After she left, the room settled back to quiet. Roland looked at Iron Axe.

“It’s been a hard few months.”

“On the contrary,” Iron Axe said, with the clipped certainty that was simply the man’s idiom. “It’s an honor to fight for you. I don’t find it difficult. I enjoy it.”

Roland studied him briefly — the set of his jaw, the total absence of performance. He believed it.

“The nobles who fled to Seawindshire,” Roland said. “You didn’t catch them.”

“They moved faster than anticipated.” Iron Axe’s expression didn’t change, but something compressed in it. “By the time the First Army cleared Valencia and arrived at Seawindshire, the suburb had been stripped. The granaries in the downtown area were on fire. They’d burned what they couldn’t carry rather than let us have it.”

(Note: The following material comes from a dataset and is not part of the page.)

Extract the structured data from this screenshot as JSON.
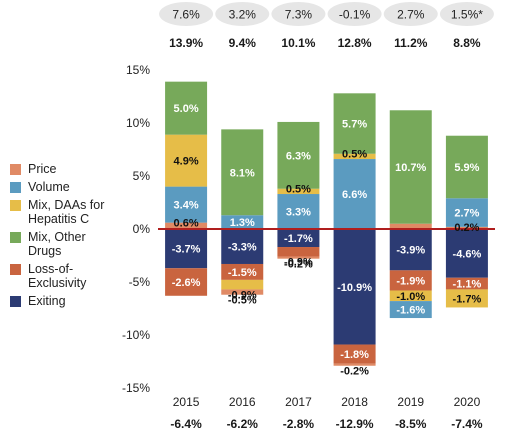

“The last spite of Timothy’s remnants.” Roland turned it over in his mind. “If you hadn’t prepositioned supplies — the cement carriers, the steady transport chain — the Army would have stopped at that point. A hungry city tears itself apart, and suppressing it with force puts you on the wrong side of every story that follows.”

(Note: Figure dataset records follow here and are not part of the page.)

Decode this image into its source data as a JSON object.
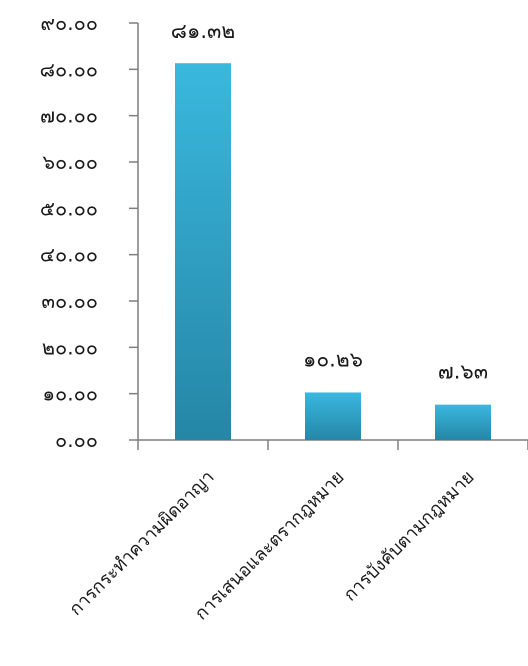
{
  "chart_data": {
    "type": "bar",
    "categories": [
      "การกระทำความผิดอาญา",
      "การเสนอและตรากฎหมาย",
      "การบังคับตามกฎหมาย"
    ],
    "values": [
      81.32,
      10.26,
      7.63
    ],
    "data_labels": [
      "๘๑.๓๒",
      "๑๐.๒๖",
      "๗.๖๓"
    ],
    "y_ticks": [
      {
        "value": 0,
        "label": "๐.๐๐"
      },
      {
        "value": 10,
        "label": "๑๐.๐๐"
      },
      {
        "value": 20,
        "label": "๒๐.๐๐"
      },
      {
        "value": 30,
        "label": "๓๐.๐๐"
      },
      {
        "value": 40,
        "label": "๔๐.๐๐"
      },
      {
        "value": 50,
        "label": "๕๐.๐๐"
      },
      {
        "value": 60,
        "label": "๖๐.๐๐"
      },
      {
        "value": 70,
        "label": "๗๐.๐๐"
      },
      {
        "value": 80,
        "label": "๘๐.๐๐"
      },
      {
        "value": 90,
        "label": "๙๐.๐๐"
      }
    ],
    "ylim": [
      0,
      90
    ],
    "title": "",
    "xlabel": "",
    "ylabel": "",
    "grid": false,
    "legend": "none",
    "colors": {
      "bar_top": "#3ab8de",
      "bar_bottom": "#2586a6",
      "axis": "#7f7f7f",
      "text": "#1a1a1a"
    }
  }
}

“We didn’t have to. The preparations held.”

“Where did the nobles go?”

“Some to the Fjords. Others to the other three kingdoms.” Iron Axe’s regret was plain, briefly. “Without ships, we couldn’t pursue them into the sea.”

“They’ll use their family names eventually. When they do, we’ll know where to find them.” The batch that had fled toward Dawn had likely walked into a net — Timothy’s most committed loyalists, now trying to survive in a kingdom that had just changed hands against them. Roland didn’t lose sleep over them. He wanted them gone from the board, not out of malice but because they were a permanent irritant as long as they existed. “The ones who ran will run again when it suits them. That’s not our emergency.”

He ran through the rehabilitation situation in the Eastern Region — the census work, the supply lines, the preliminary restoration of administrative function. Iron Axe answered each question without hesitation.

Then Roland remembered something that had been sitting in the back of his thinking since the first reports arrived from the East.

“The nobles,” he said. “Luring them to a prison and then burning it. That was your decision?”

Iron Axe’s expression went very still.